Supplementary Figure 6: hES cell–derived LTMRs lack nociceptor-specific ion channels. | Nature Neuroscience

Supplementary Figure 6: hES cell–derived LTMRs lack nociceptor-specific ion channels.

From: PIEZO2 is required for mechanotransduction in human stem cell–derived touch receptors

Supplementary Figure 6

(a) Whole-cell sodium currents (bottom traces) were elicited at an interval of 20s using the illustrated voltage-pulses (top trace, red). Cells were hyperpolarized to -120mV for 120ms to completely remove inactivation from Na+-channels followed by a 40ms step depolarization to -20mV (top trace, red). To assess TTX-sensitivity of Na+-currents, increasing concentrations of TTX (1nM to 10µM) were applied. After each TTX application the toxin was washed out for 40s to ensure full recovery of the Na+-currents. Inhibition of INa by TTX was quantified according to the following equation: 100-(200*INaTTX/[INacontrol+INawash]) = percent inhibition; and plotted as a function of TTX concentration.
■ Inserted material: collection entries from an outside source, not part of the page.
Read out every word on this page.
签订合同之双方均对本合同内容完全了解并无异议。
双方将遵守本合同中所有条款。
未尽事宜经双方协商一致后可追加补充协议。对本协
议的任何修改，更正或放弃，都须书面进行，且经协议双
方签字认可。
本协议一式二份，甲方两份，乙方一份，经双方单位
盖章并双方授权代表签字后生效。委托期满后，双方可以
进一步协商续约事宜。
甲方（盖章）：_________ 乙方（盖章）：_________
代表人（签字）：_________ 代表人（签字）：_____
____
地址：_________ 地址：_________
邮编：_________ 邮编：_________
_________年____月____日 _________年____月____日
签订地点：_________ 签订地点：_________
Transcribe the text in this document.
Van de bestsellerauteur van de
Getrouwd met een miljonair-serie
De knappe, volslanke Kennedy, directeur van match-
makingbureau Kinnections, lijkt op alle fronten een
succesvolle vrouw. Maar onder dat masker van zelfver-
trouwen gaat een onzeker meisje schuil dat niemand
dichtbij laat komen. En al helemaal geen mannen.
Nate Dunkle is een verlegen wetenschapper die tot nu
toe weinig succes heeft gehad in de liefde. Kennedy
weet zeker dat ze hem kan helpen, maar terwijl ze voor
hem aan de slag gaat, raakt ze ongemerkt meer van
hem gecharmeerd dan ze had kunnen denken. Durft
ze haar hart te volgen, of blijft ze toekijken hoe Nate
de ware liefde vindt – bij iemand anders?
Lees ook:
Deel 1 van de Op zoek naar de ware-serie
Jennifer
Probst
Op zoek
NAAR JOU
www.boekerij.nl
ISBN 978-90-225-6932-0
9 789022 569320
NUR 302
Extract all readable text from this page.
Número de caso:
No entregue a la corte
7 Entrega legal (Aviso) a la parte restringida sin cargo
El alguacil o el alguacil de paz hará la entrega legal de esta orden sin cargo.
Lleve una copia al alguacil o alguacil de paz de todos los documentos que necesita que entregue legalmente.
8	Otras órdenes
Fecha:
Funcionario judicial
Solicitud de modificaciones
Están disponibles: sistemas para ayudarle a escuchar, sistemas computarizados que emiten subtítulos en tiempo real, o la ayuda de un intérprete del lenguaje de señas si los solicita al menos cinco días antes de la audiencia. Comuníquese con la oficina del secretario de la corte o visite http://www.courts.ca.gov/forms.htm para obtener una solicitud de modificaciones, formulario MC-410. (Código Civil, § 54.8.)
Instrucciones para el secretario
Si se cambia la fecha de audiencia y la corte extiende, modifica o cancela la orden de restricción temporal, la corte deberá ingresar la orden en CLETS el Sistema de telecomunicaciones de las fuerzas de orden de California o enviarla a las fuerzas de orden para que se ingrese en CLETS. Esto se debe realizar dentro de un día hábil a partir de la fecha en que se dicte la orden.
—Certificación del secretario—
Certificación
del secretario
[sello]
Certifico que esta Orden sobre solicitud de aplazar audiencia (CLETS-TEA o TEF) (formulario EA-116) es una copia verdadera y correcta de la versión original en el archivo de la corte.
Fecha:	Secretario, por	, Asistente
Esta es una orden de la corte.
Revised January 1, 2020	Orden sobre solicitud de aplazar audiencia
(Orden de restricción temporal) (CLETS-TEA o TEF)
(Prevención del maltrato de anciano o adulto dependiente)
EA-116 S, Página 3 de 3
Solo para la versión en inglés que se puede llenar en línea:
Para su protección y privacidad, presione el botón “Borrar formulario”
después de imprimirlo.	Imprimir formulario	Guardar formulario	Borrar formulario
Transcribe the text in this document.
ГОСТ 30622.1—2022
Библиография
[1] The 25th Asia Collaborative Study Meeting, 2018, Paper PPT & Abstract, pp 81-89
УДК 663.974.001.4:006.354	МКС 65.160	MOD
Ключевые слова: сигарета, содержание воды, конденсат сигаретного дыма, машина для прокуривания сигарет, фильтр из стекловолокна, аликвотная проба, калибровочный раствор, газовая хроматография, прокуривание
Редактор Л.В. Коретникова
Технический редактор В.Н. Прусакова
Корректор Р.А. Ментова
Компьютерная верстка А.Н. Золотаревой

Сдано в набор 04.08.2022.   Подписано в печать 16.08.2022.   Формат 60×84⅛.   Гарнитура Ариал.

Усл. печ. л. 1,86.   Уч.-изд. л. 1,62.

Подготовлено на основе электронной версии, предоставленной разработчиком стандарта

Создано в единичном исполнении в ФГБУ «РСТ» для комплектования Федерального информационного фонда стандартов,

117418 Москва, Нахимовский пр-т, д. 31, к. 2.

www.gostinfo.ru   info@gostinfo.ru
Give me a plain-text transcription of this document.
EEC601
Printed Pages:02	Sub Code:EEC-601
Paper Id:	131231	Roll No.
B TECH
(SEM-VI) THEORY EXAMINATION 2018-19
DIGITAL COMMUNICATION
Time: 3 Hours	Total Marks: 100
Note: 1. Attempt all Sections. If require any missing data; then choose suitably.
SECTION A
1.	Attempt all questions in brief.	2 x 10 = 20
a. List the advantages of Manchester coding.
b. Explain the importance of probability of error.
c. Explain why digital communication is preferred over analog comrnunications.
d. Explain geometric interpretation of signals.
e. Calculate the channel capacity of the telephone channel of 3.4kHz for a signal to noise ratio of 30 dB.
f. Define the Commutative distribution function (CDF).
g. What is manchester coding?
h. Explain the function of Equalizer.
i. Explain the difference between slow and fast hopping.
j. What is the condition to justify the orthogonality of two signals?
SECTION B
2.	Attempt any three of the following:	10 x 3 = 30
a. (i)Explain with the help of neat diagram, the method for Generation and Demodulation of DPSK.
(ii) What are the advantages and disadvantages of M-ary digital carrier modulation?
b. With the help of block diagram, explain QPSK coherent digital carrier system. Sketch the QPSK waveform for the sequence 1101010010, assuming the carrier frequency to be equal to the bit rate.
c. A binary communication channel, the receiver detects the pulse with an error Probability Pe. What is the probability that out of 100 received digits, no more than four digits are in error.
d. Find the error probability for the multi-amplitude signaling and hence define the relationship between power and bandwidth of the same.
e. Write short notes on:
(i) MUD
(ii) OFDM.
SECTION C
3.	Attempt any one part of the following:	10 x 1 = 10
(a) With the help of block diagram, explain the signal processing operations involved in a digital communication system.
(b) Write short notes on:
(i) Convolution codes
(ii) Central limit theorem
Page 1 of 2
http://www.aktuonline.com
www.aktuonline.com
The EC50 value (8.38nM) of TTX-inhibition was determined with a sigmoidal dose-response fit-function (hill-slope = 1); n=7. (b) Mouse DRG neurons (red, blue and yellow traces) and hES-cell-derived LTMRs (green traces) were loaded with Fura-2 and challenged with hypotonic solution (45%), Menthol (500 μM), Mustard Oil (200 μM), Capsaicin (1 μM) and high Potassium using the indicated application schema. Traces are shown as normalized fluorescence ratios (F340/F380) for Capsaicin-only (n=19; red trace), Mustard Oil+Capsaicin (n=8; yellow trace) and Menthol-only responsive neurons (n=3; blue trace) of mouse DRG cultures and human ES-cell-derived sensory neurons (n=17; green traces), upper panel. F340/F380 for hypotonic solution responsive mouse DRG neurons (n=10; red traces) together with human ESC-derived neurons (n=3; green traces) are shown in the lower panel. Note that the derived human sensory neurons only respond to the depolarizing (high potassium) stimulus but not to any of the pungent chemicals that activate TRP channels in mouse nociceptors, serving as positive control.